U.S. District Judge James Donato is yet to determine what remedies Epic will receive in the landmark antitrust lawsuit. The parties will reconvene in January to discuss the potential solutions. Epic indicated that it does not seek monetary damages or preferential treatment from Google but aims for a more open and competitive Android ecosystem.
Accusations in Detail
Epic claims that Google entered into agreements with mobile device manufacturers, including Samsung and LG. These manufacturers agreed to pre-install a bundle of Google applications and place them on their home screens. In exchange for this preferential treatment, Epic alleges that Google compensated these manufacturers with a share of its profits.
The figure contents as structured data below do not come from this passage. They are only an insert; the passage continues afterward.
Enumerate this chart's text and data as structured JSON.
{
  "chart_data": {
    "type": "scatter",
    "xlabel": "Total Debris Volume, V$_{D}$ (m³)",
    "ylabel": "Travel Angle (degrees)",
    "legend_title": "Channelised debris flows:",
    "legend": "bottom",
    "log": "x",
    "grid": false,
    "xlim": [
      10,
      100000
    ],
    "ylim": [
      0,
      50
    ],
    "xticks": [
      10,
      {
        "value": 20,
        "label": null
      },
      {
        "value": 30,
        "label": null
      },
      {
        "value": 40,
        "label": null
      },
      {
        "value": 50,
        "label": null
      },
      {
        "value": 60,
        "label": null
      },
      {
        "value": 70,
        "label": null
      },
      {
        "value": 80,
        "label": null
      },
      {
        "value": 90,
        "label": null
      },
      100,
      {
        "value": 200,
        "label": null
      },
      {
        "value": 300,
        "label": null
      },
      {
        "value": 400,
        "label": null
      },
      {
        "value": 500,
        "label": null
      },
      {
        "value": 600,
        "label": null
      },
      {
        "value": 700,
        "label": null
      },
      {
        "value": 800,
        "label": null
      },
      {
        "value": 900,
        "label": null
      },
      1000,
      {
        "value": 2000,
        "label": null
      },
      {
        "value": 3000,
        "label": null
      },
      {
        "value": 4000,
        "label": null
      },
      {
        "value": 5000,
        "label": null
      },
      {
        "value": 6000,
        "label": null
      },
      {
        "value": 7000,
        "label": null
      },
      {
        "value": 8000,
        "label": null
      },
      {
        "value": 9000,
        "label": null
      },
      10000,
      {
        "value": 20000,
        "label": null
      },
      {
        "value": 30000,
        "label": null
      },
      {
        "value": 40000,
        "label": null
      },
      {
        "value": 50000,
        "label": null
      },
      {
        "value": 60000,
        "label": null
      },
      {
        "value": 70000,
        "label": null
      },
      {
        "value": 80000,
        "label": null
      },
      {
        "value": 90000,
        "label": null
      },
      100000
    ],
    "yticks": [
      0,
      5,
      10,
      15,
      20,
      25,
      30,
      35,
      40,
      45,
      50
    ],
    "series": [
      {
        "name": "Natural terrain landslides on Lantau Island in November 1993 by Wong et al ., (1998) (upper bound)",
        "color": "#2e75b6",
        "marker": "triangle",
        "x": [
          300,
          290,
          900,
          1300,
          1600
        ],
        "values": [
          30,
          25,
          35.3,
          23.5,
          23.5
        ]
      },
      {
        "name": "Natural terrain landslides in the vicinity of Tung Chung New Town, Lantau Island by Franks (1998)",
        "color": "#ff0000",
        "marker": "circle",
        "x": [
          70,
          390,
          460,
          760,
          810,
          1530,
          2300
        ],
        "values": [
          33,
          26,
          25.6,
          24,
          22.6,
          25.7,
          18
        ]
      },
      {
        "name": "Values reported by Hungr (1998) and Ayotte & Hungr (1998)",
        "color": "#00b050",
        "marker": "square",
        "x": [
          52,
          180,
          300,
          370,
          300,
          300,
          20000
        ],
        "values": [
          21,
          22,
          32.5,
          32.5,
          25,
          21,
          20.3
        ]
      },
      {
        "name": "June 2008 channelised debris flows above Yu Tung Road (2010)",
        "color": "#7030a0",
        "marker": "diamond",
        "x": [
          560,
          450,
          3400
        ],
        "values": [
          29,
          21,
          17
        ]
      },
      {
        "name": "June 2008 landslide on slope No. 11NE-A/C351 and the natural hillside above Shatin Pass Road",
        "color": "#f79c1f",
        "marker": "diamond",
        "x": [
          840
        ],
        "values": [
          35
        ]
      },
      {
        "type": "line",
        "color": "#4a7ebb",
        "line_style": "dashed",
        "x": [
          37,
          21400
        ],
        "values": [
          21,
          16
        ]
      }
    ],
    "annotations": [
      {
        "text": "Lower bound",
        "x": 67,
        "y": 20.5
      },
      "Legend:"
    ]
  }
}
Furthermore, Epic stated that Google paid off phone carriers like AT&T (T) and T-Mobile (TMUS) and game developers like Activision Blizzard to prevent them from launching competing app stores that could challenge the dominance of the Play Store.
The decision constitutes the first major antitrust defeat for Google. This verdict adds to the company’s existing legal challenges stemming from its dominant position within the search engine market. It is worth mentioning that Google continues to face one of the most high-profile antitrust cases ever brought forth by the Department of Justice (DOJ).
What is the Price Target for GOOGL Stock?
Despite the legal challenges, Wall Street is highly optimistic about Alphabet stock. It has a Strong Buy consensus rating based on 25 Buys and six Holds. The average GOOGL stock price target of $153.41 implies 15.1% upside potential. Shares have gained nearly 50% year-to-date.